1. ${\displaystyle (V,+)}$ forms an abelian group
2. ${\displaystyle (a+b)v=av+bv}$ for ${\displaystyle a,b\in F}$ and ${\displaystyle v\in V}$
3. ${\displaystyle a(v+u)=av+au}$ for ${\displaystyle a\in F}$ and ${\displaystyle v,u\in V}$
4. ${\displaystyle (ab)v=a(bv)}$
5. ${\displaystyle 1_{F}v=v}$

The scalar multiplication is formally defined by ${\displaystyle F\times V{\xrightarrow {\phi }}V}$, where ${\displaystyle \phi ((f,v))=fv\in V}$.

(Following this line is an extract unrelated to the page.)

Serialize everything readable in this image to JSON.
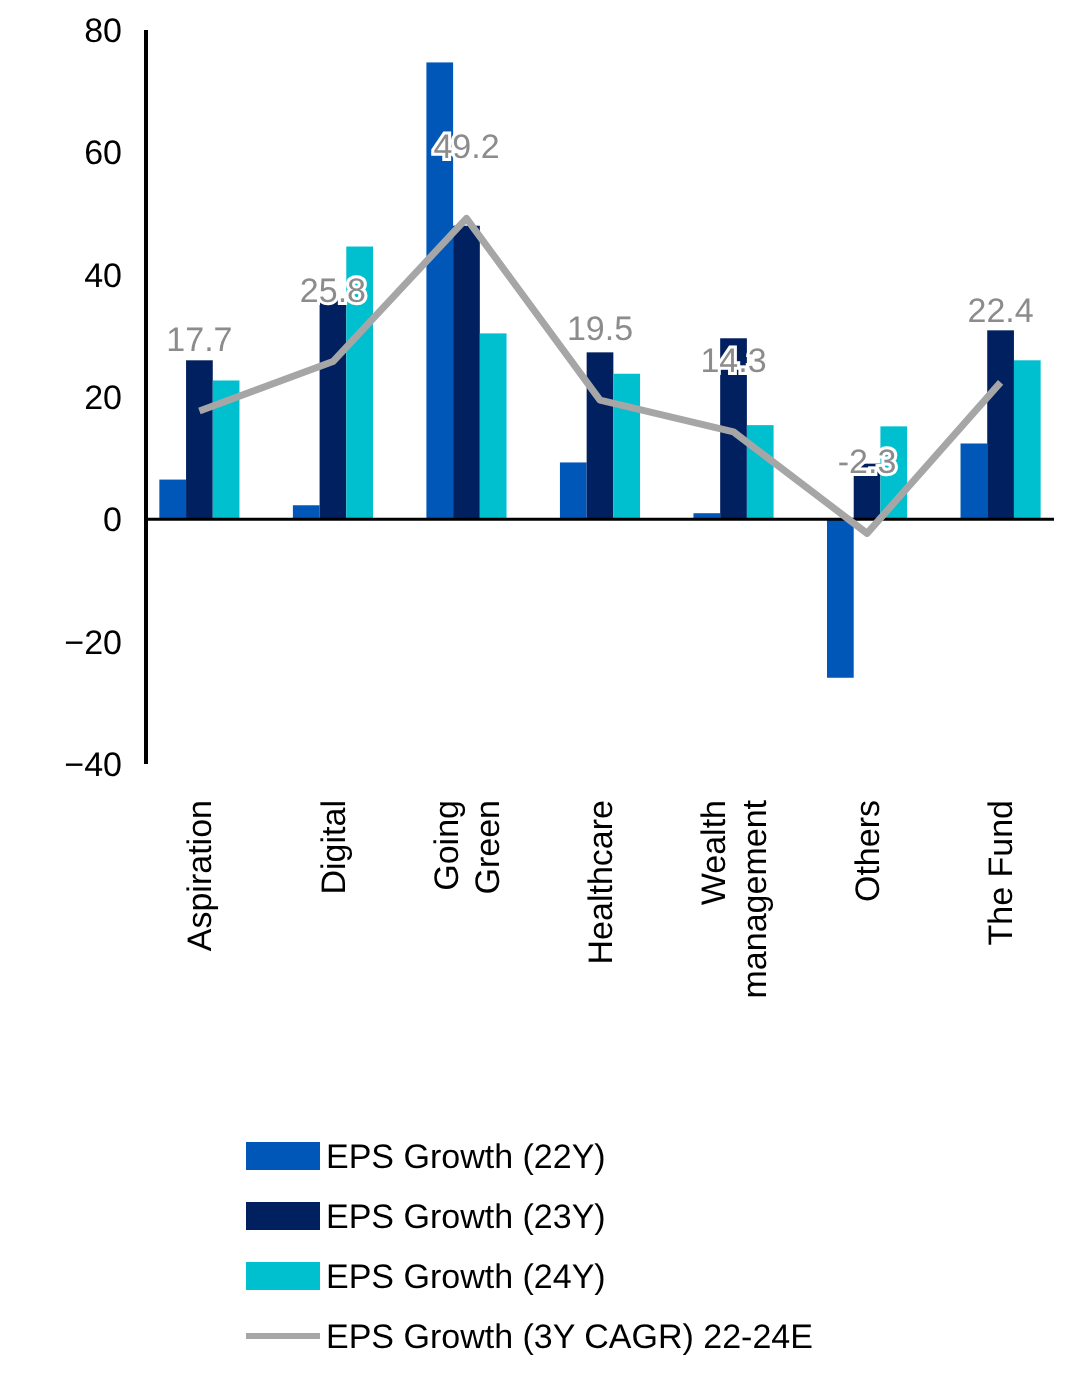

Elements in F are called scalars, while elements in V are called vectors.

Some Properties of Vector Spaces

1. ${\displaystyle 0_{F}v=0_{V}=a0_{V}}$
2. ${\displaystyle (-1_{F})v=-v}$
3. ${\displaystyle av=0\iff a=0{\text{ or }}v=0}$

Proofs:

1. ${\displaystyle 0_{F}v=(0_{F}+0_{F})v=0_{F}v+0_{F}v\Rightarrow 0_{V}=0_{F}v.Also,a0_{V}=a(0_{V}+0_{V})=a0_{V}+a0_{V}\Rightarrow a0_{V}=0_{V}}$
2. We want to show that ${\displaystyle v+(-1_{F})v=0_{V}}$, but ${\displaystyle v+(-1_{F})v=1_{F}v+(-1_{F})v=(1_{F}+(-1_{F}))v=0_{F}v=0_{V}}$
3. Suppose ${\displaystyle av=0}$ such that ${\displaystyle a\neq 0}$, then ${\displaystyle a^{-1}(av)=a^{-1}0=0\Rightarrow 1_{F}v=v=0}$